Gothwitch: My secret identity name is mine. And, also, is dark, and cool, and awesome.
Roddy: But … secret identity. Especially since you also hate your full-on power –
Gothwitch: DO NOT SAY HER NAME.
Roddy: See? Which means, if everyone knows you socially and professionally as “Gothwitch,” you’ll have to deal with annoyances 24x7. People wanting help. Pollsters. Journalists.

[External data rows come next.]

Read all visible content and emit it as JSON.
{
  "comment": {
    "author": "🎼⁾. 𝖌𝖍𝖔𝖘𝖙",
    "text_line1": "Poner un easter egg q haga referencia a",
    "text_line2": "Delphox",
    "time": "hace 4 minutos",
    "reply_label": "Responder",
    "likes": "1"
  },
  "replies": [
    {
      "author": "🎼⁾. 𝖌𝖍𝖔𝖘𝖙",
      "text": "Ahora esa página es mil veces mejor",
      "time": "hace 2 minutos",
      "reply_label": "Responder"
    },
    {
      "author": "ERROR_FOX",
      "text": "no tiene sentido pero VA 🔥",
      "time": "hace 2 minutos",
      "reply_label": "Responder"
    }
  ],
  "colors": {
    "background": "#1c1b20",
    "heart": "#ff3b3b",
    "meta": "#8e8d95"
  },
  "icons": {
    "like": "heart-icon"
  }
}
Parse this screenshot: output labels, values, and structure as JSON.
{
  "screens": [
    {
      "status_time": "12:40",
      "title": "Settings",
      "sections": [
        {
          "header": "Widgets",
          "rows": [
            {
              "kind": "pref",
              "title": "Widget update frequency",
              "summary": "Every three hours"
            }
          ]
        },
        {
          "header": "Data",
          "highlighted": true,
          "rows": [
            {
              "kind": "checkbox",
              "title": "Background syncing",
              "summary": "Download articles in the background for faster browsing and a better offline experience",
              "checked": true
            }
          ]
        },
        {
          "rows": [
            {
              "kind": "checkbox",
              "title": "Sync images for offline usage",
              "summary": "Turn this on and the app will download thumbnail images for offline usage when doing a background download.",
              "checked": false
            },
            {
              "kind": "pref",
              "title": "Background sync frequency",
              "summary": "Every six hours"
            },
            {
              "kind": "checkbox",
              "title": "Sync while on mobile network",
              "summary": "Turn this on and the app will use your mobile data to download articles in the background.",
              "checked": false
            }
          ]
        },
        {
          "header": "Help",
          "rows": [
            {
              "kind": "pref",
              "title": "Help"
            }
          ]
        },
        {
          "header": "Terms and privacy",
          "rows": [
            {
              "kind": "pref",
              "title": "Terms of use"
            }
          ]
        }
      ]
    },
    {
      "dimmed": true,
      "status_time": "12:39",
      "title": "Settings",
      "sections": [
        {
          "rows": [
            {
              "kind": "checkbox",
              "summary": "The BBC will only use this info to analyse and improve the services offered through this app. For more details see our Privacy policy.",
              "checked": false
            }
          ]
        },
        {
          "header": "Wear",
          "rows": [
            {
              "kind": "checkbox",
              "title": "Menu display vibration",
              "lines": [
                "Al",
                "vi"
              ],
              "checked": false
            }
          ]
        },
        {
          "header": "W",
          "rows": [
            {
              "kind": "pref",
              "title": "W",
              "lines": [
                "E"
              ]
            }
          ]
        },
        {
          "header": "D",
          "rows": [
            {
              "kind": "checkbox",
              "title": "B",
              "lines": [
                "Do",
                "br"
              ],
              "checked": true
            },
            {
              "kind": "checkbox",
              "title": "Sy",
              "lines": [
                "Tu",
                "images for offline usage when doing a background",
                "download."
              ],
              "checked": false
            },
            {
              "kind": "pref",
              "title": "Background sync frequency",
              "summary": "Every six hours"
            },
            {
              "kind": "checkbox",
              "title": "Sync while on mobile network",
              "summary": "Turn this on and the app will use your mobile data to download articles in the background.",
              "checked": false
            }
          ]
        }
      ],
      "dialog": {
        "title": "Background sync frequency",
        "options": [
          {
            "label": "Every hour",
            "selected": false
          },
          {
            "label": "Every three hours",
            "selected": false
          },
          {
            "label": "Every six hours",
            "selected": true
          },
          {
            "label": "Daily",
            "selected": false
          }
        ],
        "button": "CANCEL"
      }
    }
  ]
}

Gothwitch: Yyyyeah, okay, that is extremely eyeroll. So … what do you suggest?
Roddy: How about … Tiff? It, like, fits in with your official record, but it’s more convenient and also implies a constant minor conflict against the world.
Gothwitch: That’s … not bad. It might even …
Roddy: Plus I think it’s kinda cool.
Tiff: Fine. For you, “Tiff.”
Roddy: Awesome!
Tiff: (Sigh) Also (looks at some apparently fascinating spot on the wall) … thanks.
Police, about the Tomb Patrol: These children say they’re yours.
Hellbinder, out of pure habit and instinct: I have never seen them before in my life and I cannot be held responsible for anything they have done.